Des diplomates occidentaux ont indiqué que des représentants de l’Union européenne tentaient de persuader les pays arabes d’accepter des amendements au texte.
Désireux de s’assurer l’appui des pays de l’Union européenne, le groupe des pays arabes a déjà atténué son projet de résolution, en retirant notamment un passage du texte qui appelait à l’exclusion d’Israël des travaux de l’Assemblée générale tant que ce pays n’aura pas mis un terme à sa politique de colonisation.
En revanche, le projet de résolution appelait toujours lundi les pays membres de l’ONU à «arrêter toute aide aux implantations israéliennes et à leurs infrastructures économiques», que cette aide soit fournie par des firmes ou par des particuliers.
Le texte appelle également au refus des importations de biens produits ou manufacturés dans les implantations situées en territoire palestinien occupé, y compris Jérusalem.
Les diplomates occidentaux ont indiqué que cette résolution devrait obtenir une majorité à l’Assemblée générale de l’ONU, au sein de laquelle aucun pays n’a droit de veto.
Cependant les 15 Etats membres de l’Union européenne sont toujours divisés sur l’attitude à adopter, et les diplomates occidentaux ont affirmé qu’à moins que la résolution ne soit atténuée, des Etats du nord de l’Europe pourraient voter contre.
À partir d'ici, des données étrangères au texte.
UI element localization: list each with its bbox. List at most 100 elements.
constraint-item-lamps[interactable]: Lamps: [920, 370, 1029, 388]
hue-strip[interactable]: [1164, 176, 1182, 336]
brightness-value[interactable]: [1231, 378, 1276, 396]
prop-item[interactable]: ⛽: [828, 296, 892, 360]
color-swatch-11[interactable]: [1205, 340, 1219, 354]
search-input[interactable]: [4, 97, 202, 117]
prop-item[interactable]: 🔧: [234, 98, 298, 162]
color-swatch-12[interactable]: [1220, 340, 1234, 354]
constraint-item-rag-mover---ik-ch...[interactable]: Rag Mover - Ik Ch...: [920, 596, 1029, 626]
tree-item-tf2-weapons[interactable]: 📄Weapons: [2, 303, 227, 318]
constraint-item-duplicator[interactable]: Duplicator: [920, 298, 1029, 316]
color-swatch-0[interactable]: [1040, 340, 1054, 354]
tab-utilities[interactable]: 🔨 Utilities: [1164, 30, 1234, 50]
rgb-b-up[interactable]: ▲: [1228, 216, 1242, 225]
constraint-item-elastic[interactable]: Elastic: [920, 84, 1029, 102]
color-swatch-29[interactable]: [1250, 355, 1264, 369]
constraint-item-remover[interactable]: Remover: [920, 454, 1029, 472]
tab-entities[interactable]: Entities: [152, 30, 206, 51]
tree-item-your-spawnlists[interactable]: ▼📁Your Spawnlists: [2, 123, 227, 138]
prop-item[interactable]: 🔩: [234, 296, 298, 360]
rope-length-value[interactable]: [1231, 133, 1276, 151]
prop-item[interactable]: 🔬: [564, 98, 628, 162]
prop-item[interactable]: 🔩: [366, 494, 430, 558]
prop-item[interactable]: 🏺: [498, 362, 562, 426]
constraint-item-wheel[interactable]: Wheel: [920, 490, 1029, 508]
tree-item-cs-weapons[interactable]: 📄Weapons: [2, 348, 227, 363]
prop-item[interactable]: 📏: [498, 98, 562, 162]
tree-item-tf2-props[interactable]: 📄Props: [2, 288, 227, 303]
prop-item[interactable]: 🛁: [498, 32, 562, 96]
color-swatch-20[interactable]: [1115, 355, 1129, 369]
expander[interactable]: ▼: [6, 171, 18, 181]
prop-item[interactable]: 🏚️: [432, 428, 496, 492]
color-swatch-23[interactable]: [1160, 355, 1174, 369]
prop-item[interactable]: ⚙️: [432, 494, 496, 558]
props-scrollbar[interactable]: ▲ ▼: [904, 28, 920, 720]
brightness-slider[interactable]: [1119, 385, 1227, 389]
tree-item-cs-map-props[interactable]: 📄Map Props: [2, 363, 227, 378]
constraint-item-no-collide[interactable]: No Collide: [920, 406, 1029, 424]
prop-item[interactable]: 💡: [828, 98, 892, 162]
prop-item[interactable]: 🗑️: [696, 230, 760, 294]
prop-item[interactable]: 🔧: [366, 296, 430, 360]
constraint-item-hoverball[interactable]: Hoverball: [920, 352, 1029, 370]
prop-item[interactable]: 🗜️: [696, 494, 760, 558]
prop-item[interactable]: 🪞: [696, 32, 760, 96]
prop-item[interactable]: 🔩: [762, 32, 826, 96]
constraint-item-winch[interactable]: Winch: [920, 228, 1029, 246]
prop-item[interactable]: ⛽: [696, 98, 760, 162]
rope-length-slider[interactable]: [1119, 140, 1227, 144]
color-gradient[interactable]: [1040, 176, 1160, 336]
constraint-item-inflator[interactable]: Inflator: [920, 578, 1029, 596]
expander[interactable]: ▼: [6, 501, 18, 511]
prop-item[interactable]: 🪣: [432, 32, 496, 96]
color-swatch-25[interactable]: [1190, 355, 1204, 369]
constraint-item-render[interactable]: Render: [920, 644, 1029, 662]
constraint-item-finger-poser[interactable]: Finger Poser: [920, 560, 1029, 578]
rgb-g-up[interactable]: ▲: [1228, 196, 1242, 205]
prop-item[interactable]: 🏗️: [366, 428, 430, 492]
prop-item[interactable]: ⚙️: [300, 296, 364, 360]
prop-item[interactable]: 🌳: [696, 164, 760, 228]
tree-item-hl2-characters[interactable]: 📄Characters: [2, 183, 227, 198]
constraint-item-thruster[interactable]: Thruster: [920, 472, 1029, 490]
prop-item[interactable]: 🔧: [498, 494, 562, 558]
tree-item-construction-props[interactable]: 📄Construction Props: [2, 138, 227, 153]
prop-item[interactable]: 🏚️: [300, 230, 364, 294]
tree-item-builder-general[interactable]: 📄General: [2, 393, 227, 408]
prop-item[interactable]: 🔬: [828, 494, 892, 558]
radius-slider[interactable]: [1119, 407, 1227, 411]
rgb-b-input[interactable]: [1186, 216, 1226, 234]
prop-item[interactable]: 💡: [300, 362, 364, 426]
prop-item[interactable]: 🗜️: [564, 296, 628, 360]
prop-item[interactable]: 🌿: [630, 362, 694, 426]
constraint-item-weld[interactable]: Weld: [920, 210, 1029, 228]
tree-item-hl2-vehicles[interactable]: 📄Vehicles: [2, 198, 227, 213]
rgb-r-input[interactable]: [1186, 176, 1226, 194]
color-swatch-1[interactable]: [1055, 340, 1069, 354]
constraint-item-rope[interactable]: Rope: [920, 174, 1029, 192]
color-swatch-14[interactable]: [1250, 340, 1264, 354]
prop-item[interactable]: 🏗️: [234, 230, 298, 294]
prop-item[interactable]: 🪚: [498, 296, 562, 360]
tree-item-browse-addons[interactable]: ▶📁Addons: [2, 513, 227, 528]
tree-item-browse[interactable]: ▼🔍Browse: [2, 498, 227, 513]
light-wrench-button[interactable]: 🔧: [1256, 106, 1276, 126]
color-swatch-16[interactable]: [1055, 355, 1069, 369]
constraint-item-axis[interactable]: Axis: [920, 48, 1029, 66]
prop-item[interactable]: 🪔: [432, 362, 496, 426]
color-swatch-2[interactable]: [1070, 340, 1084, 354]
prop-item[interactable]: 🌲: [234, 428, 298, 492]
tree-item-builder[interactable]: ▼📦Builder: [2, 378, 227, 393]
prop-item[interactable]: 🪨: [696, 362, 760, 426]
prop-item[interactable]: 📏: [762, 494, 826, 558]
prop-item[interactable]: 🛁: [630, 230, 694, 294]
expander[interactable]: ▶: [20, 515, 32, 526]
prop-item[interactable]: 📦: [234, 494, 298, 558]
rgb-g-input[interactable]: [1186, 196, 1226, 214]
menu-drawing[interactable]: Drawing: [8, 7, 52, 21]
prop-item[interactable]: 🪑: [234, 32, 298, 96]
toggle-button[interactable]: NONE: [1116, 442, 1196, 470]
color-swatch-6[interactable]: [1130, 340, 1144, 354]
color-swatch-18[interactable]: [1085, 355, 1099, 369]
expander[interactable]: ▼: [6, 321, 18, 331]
Un tel vote négatif pourrait influencer celui d’autres pays européens et des pays d’Amérique latine.
A la suite de deux vetos américains au Conseil de Sécurité, en mars dernier, qui avaient empêché d’adopter des résolutions condamnant Israël, le groupe des pays arabes avait demandé une session d’urgence de l’Assemblée générale. Une telle session peut être demandée quand le Conseil de Sécurité manque à ses devoirs pour maintenir la paix et la sécurité internationale. (AFP)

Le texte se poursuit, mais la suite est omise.